Thanks for the notice about Leon. It was unhappy news.

However, I'm interested that you have taken the effort to at least keep a list of some of the people we knew many years ago. Incidentally, my home address has changed. It's 721 Ontario #106, Oak Park, IL 60302 (we sold our house and moved into a condo just a block away).

Our next door neighbors own a condo in Kailua-Kona, so my wife and I rented it for a vacation a couple of years ago. During that stay she and I did a little exploring and found the old school building that we used a a dormitory during practice teaching in Kona -- the Keahou School -- currently used for some sort of pre-school classes, but pretty beat up and overgrown. And behind the building, the rusty pipes which provided those early morning cold water showers are still there. I also found Hookena School where I practice taught. The principal gave us a tour, and it's in great shape. To my dismay, I was much older than anyone on the faculty or staff, and mentioning that I had been there back in 1965 was like referring back to the Boer War or something.

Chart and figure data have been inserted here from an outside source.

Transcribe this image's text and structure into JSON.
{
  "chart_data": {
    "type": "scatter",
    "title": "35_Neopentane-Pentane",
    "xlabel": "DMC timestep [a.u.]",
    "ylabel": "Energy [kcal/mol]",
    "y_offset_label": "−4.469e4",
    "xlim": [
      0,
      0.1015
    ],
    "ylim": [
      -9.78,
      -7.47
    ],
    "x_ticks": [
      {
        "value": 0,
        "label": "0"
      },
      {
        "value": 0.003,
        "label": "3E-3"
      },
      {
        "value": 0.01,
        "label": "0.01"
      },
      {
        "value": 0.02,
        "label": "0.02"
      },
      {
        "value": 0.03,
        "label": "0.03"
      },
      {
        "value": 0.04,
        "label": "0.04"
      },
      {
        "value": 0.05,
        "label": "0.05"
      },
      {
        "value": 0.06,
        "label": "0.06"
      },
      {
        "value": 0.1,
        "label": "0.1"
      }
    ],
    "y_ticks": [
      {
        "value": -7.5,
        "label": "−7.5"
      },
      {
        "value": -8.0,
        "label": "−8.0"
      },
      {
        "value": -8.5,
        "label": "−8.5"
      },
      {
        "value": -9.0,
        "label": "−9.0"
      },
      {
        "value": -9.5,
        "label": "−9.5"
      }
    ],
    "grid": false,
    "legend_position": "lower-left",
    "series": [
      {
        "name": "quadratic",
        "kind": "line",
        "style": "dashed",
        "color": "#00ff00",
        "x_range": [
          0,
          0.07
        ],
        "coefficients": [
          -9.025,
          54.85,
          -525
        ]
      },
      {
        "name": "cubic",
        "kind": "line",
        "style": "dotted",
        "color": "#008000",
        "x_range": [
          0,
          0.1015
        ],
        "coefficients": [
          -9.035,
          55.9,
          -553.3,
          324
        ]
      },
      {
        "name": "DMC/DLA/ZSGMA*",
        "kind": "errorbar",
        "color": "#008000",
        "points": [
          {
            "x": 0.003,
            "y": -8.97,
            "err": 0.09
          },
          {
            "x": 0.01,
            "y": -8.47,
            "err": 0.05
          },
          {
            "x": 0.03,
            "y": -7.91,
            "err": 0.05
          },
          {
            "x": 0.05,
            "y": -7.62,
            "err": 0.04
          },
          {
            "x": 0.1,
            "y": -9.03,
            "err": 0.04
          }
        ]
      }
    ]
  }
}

On the Hilo side, the old hospital is still intact, but the former nurses' residence where we lived is gone, and there is an upgraded parking lot and overlook for Rainbow Falls.

It was an enjoyable and interesting vacation, but the closest I've been to Thailand since the late 1960s is the Thai restaurant just down the street from where we live.

Best regards,
Paul Oppenheim
Sept. 28, 2004

from Pam Shea:

Thank you for sending the sad news about Leon. It has been many years since I have seen him, but I remember his wonderful spirit and sense of humor.
We are alive and well here. Rowena and I were married in June--bless the Commonwealth of Massachusetts. I retired last December and love the freedom. Ajan Sidhorn was here for a week in August. She is still teaching at the Univ. of Wisconsin and will return to Thailand next May. I loved spending time with her and almost got used to being bossed around again.
You must be loving your new home. How is your daughter?
I left a message for Katie O'Hare asking her to contact you.
Thank you for all of the work you did on the web site. I really looking at the pictures and reading the notes.
Sept. 28, 2004


from Helene (Holmes) (Haase?) Gouead (read about latest events, linked to her name on the roster, for more explanation):

I'm in Egypt and haven't gotten my e-mail for a month. However, we just moved into a larger house, and will be getting a phone line in about three weeks . . . that means regular e-mail. I was in the States for about 3 weeks at end of July and then in England for 3 weeks, then back here. We took whole family to beach at Nuweiba on the Red Sea, and then Moustafa's daughter got married which was a big deal for the last 3 or 4 weeks. Now things are beginning to settle down a little.
I'm so, so sorry to hear about Leon. He was a really good person and a great guy. It doesn't seem like we are really as old as we are, but I guess it's the nature of life. I'm sorry we didn't all keep in touch better all these years.
This is short because I only have a little while to cover this month of e-mail, but I'll be back in touch soon.